What are the types of chatbots?
Chatbots can be classified into different types based on various criteria such as:
- The level of intelligence: Chatbots can be either rule-based or AI-based. Rule-based chatbots follow predefined rules and scripts to handle user queries. They can only answer simple and specific questions and cannot handle complex or ambiguous situations. AI-based chatbots use ML and NLP to understand user queries and generate responses. They can handle complex and varied questions and learn from feedback to improve over time.
- The type of conversation: Chatbots can be either open-domain or closed-domain. Open-domain chatbots can chat about any topic and have general knowledge and personality. They are usually used for entertainment or social purposes. Closed-domain chatbots can chat only about a specific topic or domain and have specialized knowledge and functionality. They are usually used for business or service purposes.

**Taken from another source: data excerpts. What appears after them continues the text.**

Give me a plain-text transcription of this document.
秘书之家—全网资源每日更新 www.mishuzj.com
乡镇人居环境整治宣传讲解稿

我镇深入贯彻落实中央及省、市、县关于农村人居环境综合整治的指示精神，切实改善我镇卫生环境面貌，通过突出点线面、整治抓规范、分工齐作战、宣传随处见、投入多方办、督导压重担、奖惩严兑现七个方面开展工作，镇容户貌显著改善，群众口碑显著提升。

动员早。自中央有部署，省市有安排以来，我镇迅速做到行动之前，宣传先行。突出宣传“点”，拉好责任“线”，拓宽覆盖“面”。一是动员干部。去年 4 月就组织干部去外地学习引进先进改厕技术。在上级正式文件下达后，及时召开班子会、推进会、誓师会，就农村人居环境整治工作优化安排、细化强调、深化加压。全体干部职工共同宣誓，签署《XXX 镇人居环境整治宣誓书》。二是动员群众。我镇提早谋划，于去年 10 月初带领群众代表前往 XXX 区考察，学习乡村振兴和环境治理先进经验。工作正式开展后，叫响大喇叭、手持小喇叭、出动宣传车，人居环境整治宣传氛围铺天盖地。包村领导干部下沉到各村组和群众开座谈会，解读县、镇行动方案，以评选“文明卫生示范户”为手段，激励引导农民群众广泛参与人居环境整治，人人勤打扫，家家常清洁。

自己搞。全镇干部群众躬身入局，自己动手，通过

- The type of response: Chatbots can be either retrieval-based or generative-based. Retrieval-based chatbots select a response from a predefined set of responses based on the user input. They are fast and consistent but limited in variety and flexibility. Generative-based chatbots create a response from scratch based on the user input. They are more natural and flexible but prone to errors and inconsistencies.
Chatbots can be created using no-code platforms like Dialogflow, and Watson, or by coding in languages like Python and utilizing libraries such as Rasa or NLTK.
Testing a chatbot is crucial to ensure its quality and functionality, and various methods like unit testing, integration testing, and usability testing, as well as tools like Botium, Testim.io, and Chatbottest, can be employed for this purpose.
Enhancing a chatbot is a continuous effort involving data analytics for performance evaluation and user feedback for error correction and response enhancement, complemented by machine learning techniques for continual model training and updates.
Chatbots are computer programs that simulate human conversation to solve customer queries. They work by using AI and NLP to understand user input and generate responses based on solution flows. Chatbot architecture consists of various components and layers that enable the chatbot functionality. Chatbots can be classified into different types based on their level of intelligence, type of conversation, and type of response. Chatbots can be created, tested, and improved using different methods and tools.